Seeing how loving and affection Darcy was with his children did lift my spirits, although I felt some aspects of his relationship with Elizabeth in this book did not ring true. I mean, yes, they have sex at nearly every turn (a common plotline in Pride and Prejudice sequels), but their interactions lacked the witty banter I normally associate with these two.

Darcy is overwrought in the presence of his uncle at one point because he assumes his wife no longer loves him, which felt callous given Elizabeth’s concern their premature baby might not live and seemed like an unusual display of emotion for someone like Darcy. This is the fifth book in the series and, inevitably, the characters will change as a result of the events in the previous four books so Lathan deserves some leeway, but this book just reiterated to me that I need to move on from reading sequels to Austen’s books.
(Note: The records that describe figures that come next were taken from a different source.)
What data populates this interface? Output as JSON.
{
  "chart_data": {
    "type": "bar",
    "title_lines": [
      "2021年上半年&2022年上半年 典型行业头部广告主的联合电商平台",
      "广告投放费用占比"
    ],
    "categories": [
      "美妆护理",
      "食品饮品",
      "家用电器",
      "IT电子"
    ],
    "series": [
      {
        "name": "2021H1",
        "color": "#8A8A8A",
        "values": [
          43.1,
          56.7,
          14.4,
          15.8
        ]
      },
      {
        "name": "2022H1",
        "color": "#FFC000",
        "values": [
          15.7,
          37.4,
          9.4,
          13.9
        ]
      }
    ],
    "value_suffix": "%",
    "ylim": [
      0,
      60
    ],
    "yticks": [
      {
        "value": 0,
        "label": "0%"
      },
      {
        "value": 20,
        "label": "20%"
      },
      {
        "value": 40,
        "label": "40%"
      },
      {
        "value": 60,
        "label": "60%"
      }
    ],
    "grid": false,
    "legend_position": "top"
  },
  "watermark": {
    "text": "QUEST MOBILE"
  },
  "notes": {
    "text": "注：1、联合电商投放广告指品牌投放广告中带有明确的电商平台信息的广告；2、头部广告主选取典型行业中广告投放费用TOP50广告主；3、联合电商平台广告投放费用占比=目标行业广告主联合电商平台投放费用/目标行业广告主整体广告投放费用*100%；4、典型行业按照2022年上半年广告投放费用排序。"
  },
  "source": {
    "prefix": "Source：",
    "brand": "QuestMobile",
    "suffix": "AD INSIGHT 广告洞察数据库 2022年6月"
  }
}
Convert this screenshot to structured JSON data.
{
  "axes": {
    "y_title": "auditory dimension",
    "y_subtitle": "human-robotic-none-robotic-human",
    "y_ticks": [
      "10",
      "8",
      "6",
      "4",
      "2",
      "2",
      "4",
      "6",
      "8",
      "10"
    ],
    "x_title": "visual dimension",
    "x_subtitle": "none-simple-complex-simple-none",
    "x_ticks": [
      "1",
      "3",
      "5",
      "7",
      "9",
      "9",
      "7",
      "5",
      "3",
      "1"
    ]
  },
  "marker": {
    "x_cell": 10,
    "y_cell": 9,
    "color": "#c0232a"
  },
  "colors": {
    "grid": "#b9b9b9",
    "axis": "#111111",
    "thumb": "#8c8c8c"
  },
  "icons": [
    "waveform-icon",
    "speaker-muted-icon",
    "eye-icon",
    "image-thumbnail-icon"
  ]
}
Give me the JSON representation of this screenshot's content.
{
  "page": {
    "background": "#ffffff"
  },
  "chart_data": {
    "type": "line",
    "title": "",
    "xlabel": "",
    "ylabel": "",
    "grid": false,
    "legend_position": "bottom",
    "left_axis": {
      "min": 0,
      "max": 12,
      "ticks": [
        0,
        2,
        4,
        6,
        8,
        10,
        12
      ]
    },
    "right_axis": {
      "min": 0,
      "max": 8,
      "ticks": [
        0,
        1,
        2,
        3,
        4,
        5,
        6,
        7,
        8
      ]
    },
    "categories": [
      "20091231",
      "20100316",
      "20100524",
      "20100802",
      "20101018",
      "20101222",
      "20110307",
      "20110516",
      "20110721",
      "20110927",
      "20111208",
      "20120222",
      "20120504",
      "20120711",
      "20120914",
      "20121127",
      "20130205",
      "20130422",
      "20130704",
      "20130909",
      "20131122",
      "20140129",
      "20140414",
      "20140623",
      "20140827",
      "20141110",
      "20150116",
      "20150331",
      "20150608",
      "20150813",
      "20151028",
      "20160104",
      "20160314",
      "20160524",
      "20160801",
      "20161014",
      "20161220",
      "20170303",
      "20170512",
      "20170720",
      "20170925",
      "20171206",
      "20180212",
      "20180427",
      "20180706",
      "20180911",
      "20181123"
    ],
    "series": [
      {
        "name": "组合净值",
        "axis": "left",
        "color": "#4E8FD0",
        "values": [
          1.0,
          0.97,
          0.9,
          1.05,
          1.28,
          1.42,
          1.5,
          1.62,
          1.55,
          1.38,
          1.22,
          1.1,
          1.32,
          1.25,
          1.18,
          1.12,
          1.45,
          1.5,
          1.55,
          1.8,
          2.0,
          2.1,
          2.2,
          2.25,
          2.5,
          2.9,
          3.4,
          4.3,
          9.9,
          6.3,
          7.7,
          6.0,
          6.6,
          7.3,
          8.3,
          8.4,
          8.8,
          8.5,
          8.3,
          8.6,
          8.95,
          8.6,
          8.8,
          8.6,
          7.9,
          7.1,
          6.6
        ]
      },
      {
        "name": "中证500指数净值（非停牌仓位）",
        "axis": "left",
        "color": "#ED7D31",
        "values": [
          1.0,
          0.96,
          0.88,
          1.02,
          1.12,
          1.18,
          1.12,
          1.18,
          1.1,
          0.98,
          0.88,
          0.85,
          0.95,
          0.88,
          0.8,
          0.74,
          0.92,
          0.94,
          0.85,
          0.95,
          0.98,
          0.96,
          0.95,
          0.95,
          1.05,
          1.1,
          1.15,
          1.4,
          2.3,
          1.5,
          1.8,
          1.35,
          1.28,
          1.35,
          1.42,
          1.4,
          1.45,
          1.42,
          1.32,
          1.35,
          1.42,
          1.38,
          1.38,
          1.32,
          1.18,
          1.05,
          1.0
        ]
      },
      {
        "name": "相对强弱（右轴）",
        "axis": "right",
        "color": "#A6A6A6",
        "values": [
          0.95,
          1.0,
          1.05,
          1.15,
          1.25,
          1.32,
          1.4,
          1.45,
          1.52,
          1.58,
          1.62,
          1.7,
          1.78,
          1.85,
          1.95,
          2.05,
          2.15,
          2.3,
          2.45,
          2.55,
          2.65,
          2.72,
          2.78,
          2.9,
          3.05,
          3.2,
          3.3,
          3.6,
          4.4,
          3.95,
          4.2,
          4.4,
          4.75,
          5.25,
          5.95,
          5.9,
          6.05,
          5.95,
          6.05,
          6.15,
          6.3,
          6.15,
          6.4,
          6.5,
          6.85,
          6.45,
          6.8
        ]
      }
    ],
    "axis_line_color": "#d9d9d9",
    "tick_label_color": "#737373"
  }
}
Especially after it fell into the trap of making Wickham into a unbelievable villain.

One final thing: the timeline of this book was not always clear. The book opens with an introduction to Elizabeth, Darcy, and their two little boys, Alexander and Michael, only to jump back to the months Darcy and Elizabeth spent exploring the Continent during Elizabeth’s second pregnancy. I had to reread these sections twice to nail down the timeline and very likely would have given up had the book not been the only one I had on hand during jury duty.